[The following statement was issued by Right To Dignity on 31 August 2012.]
We all know that the duty of the state is to achieve the greatest facilities for the convenience of citizens of both sexes and of all ages. This includes the state’s duty to protect them and ensure their rights in order that the people in turn build a society. This duty is recognized by our government and taken as one of the cornerstones upon which the state based its Basic Law of Governance decreed by King Fahad in 1992. Article VIII of The Basic Law states that governance in the Kingdom of Saudi Arabia is based on justice, consultation, and equality in accordance to Islamic law. Unfortunately, our government has contradicted its own Basic Law of Governance.
The State discrimination is based on gender so that men are granted the right to freedom of movement and even adolescents and children driving is tolerated while women are strictly prohibited. This is unjust. This is also not complying with the Basic Law of governance of the country since, instead of basing it on consultation, the ban was issued on the basis of the views of a limited number of men with the exclusion of women. This despite the fact that it was made official only after a group of women protested the ban. That group of women who protested is much larger than the number of men consulted when issuing the ban. God did not distinguish between male and female, when he said in the Holy Quran: “And (He has created) horses, mules and donkeys, for you to ride and as an adornment. And He creates (other) things of which you have no knowledge.” This is the text that many Islamic scholars depend on to legalize driving, but the state and the religious establishment has ignored God’s decree of equality and decided to take the opinion of jurisprudential evidence as legitimately stronger and more important than God’s own words to justify discriminating against women and preventing them from the right to acquiring a license permit to drive. This right to a license permit is stated indiscriminately in the traffic law. Thus the ban and the religious misinterpretation on which it is based cause damage to millions of women based on assumptions and scenarios of a few that have no basis in reality.

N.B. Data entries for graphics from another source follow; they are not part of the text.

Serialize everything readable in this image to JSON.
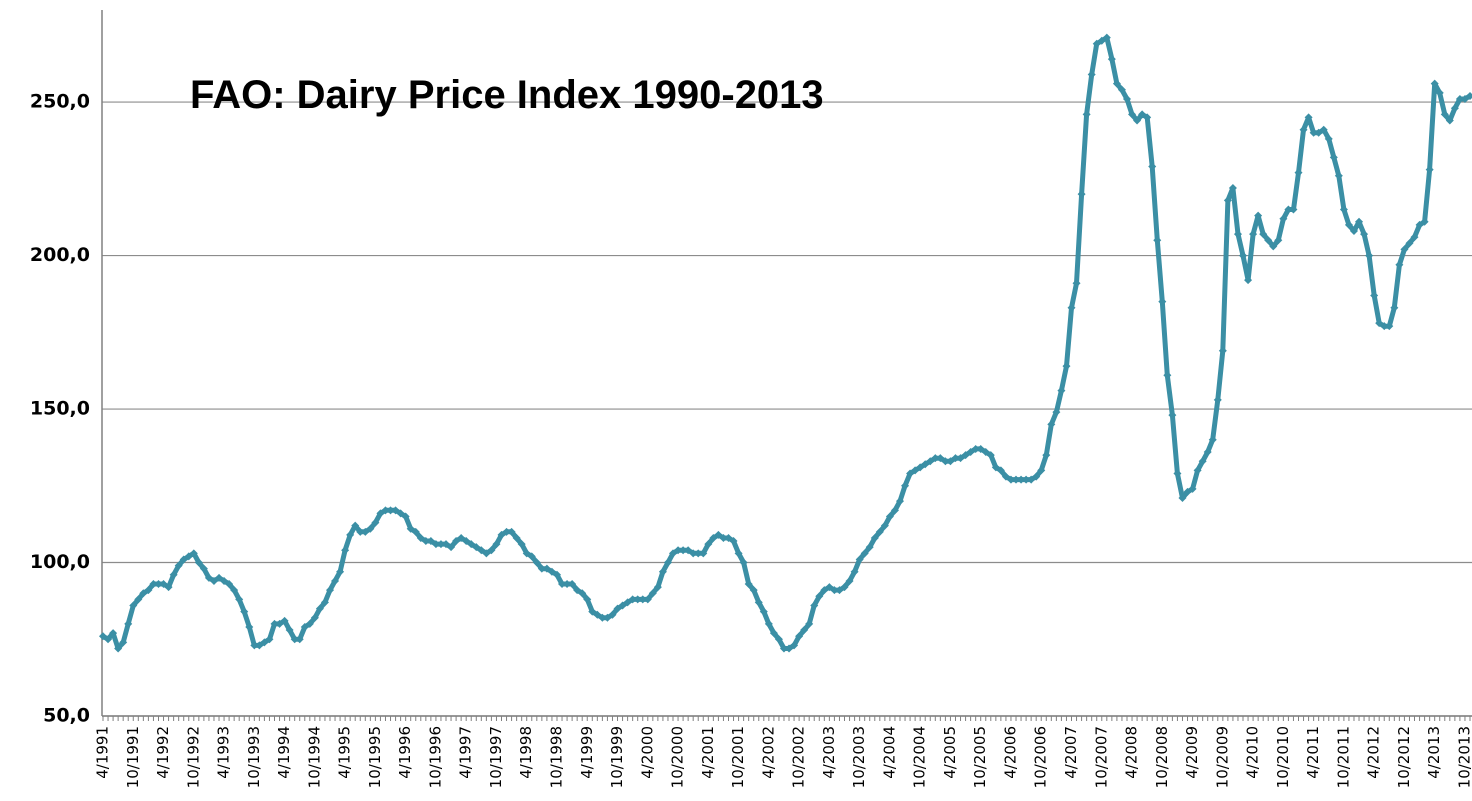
{
  "chart_data": {
    "type": "line",
    "title": "FAO: Dairy Price Index 1990-2013",
    "categories": [
      "4/1991",
      null,
      null,
      null,
      null,
      null,
      "10/1991",
      null,
      null,
      null,
      null,
      null,
      "4/1992",
      null,
      null,
      null,
      null,
      null,
      "10/1992",
      null,
      null,
      null,
      null,
      null,
      "4/1993",
      null,
      null,
      null,
      null,
      null,
      "10/1993",
      null,
      null,
      null,
      null,
      null,
      "4/1994",
      null,
      null,
      null,
      null,
      null,
      "10/1994",
      null,
      null,
      null,
      null,
      null,
      "4/1995",
      null,
      null,
      null,
      null,
      null,
      "10/1995",
      null,
      null,
      null,
      null,
      null,
      "4/1996",
      null,
      null,
      null,
      null,
      null,
      "10/1996",
      null,
      null,
      null,
      null,
      null,
      "4/1997",
      null,
      null,
      null,
      null,
      null,
      "10/1997",
      null,
      null,
      null,
      null,
      null,
      "4/1998",
      null,
      null,
      null,
      null,
      null,
      "10/1998",
      null,
      null,
      null,
      null,
      null,
      "4/1999",
      null,
      null,
      null,
      null,
      null,
      "10/1999",
      null,
      null,
      null,
      null,
      null,
      "4/2000",
      null,
      null,
      null,
      null,
      null,
      "10/2000",
      null,
      null,
      null,
      null,
      null,
      "4/2001",
      null,
      null,
      null,
      null,
      null,
      "10/2001",
      null,
      null,
      null,
      null,
      null,
      "4/2002",
      null,
      null,
      null,
      null,
      null,
      "10/2002",
      null,
      null,
      null,
      null,
      null,
      "4/2003",
      null,
      null,
      null,
      null,
      null,
      "10/2003",
      null,
      null,
      null,
      null,
      null,
      "4/2004",
      null,
      null,
      null,
      null,
      null,
      "10/2004",
      null,
      null,
      null,
      null,
      null,
      "4/2005",
      null,
      null,
      null,
      null,
      null,
      "10/2005",
      null,
      null,
      null,
      null,
      null,
      "4/2006",
      null,
      null,
      null,
      null,
      null,
      "10/2006",
      null,
      null,
      null,
      null,
      null,
      "4/2007",
      null,
      null,
      null,
      null,
      null,
      "10/2007",
      null,
      null,
      null,
      null,
      null,
      "4/2008",
      null,
      null,
      null,
      null,
      null,
      "10/2008",
      null,
      null,
      null,
      null,
      null,
      "4/2009",
      null,
      null,
      null,
      null,
      null,
      "10/2009",
      null,
      null,
      null,
      null,
      null,
      "4/2010",
      null,
      null,
      null,
      null,
      null,
      "10/2010",
      null,
      null,
      null,
      null,
      null,
      "4/2011",
      null,
      null,
      null,
      null,
      null,
      "10/2011",
      null,
      null,
      null,
      null,
      null,
      "4/2012",
      null,
      null,
      null,
      null,
      null,
      "10/2012",
      null,
      null,
      null,
      null,
      null,
      "4/2013",
      null,
      null,
      null,
      null,
      null,
      "10/2013",
      null
    ],
    "values": [
      76,
      75,
      77,
      72,
      74,
      80,
      86,
      88,
      90,
      91,
      93,
      93,
      93,
      92,
      96,
      99,
      101,
      102,
      103,
      100,
      98,
      95,
      94,
      95,
      94,
      93,
      91,
      88,
      84,
      79,
      73,
      73,
      74,
      75,
      80,
      80,
      81,
      78,
      75,
      75,
      79,
      80,
      82,
      85,
      87,
      91,
      94,
      97,
      104,
      109,
      112,
      110,
      110,
      111,
      113,
      116,
      117,
      117,
      117,
      116,
      115,
      111,
      110,
      108,
      107,
      107,
      106,
      106,
      106,
      105,
      107,
      108,
      107,
      106,
      105,
      104,
      103,
      104,
      106,
      109,
      110,
      110,
      108,
      106,
      103,
      102,
      100,
      98,
      98,
      97,
      96,
      93,
      93,
      93,
      91,
      90,
      88,
      84,
      83,
      82,
      82,
      83,
      85,
      86,
      87,
      88,
      88,
      88,
      88,
      90,
      92,
      97,
      100,
      103,
      104,
      104,
      104,
      103,
      103,
      103,
      106,
      108,
      109,
      108,
      108,
      107,
      103,
      100,
      93,
      91,
      87,
      84,
      80,
      77,
      75,
      72,
      72,
      73,
      76,
      78,
      80,
      86,
      89,
      91,
      92,
      91,
      91,
      92,
      94,
      97,
      101,
      103,
      105,
      108,
      110,
      112,
      115,
      117,
      120,
      125,
      129,
      130,
      131,
      132,
      133,
      134,
      134,
      133,
      133,
      134,
      134,
      135,
      136,
      137,
      137,
      136,
      135,
      131,
      130,
      128,
      127,
      127,
      127,
      127,
      127,
      128,
      130,
      135,
      145,
      149,
      156,
      164,
      183,
      191,
      220,
      246,
      259,
      269,
      270,
      271,
      264,
      256,
      254,
      251,
      246,
      244,
      246,
      245,
      229,
      205,
      185,
      161,
      148,
      129,
      121,
      123,
      124,
      130,
      133,
      136,
      140,
      153,
      169,
      218,
      222,
      207,
      200,
      192,
      207,
      213,
      207,
      205,
      203,
      205,
      212,
      215,
      215,
      227,
      241,
      245,
      240,
      240,
      241,
      238,
      232,
      226,
      215,
      210,
      208,
      211,
      207,
      200,
      187,
      178,
      177,
      177,
      183,
      197,
      202,
      204,
      206,
      210,
      211,
      228,
      256,
      253,
      246,
      244,
      248,
      251,
      251,
      252
    ],
    "color": "#3b8fa5",
    "ylim": [
      50,
      280
    ],
    "yticks": [
      {
        "value": 50,
        "label": "50,0"
      },
      {
        "value": 100,
        "label": "100,0"
      },
      {
        "value": 150,
        "label": "150,0"
      },
      {
        "value": 200,
        "label": "200,0"
      },
      {
        "value": 250,
        "label": "250,0"
      }
    ],
    "grid": true
  }
}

As a result of this, religion has become a hardship on women. Saudi women now have the duty towards religion, country, and society to carry the culpability and the hardship of not practicing their legitimate right. If any woman takes it upon herself to try to ease this hardship by publicly calling for a lift of the ban or by getting behind the wheel, her patriotism and honor are immediately questioned and she is publicly accused of being corrupt and thereby corrupting society. All this while the government stands by and offers her no protection.
We women are fully aware that society will not advance unless its advancement is with our support, our efforts, our productivity, and with us. However this has become virtually impossible due to the overwhelming financial burden and emotional stress that we are forced to undertake just to have access to transportation and the ability to run our own errands within our homeland. The presence of two million legal and illegalmigrant male drivers that exploit the needs of women to bleed them financially of money that is betterspent on these women themselves and their families is unexplainable and religiously, socially and humanely un acceptable.
We are not asking for the impossible. All we want from the state is to stop issuing unfulfilled promises and conflicting internal and international statements about the ban on women driving. We want the state to begin to lift this injustice by issuing a decree to allow women who want to drive, to do so. Those women who do not want to drive are not forced to. Since the rights of citizens is guaranteed by Article VIII of the Basic Law of Governance adopted by the state and on which our government is founded, we hereby will exercise this right and the state has to support us and provide us with protective laws to practice it safely.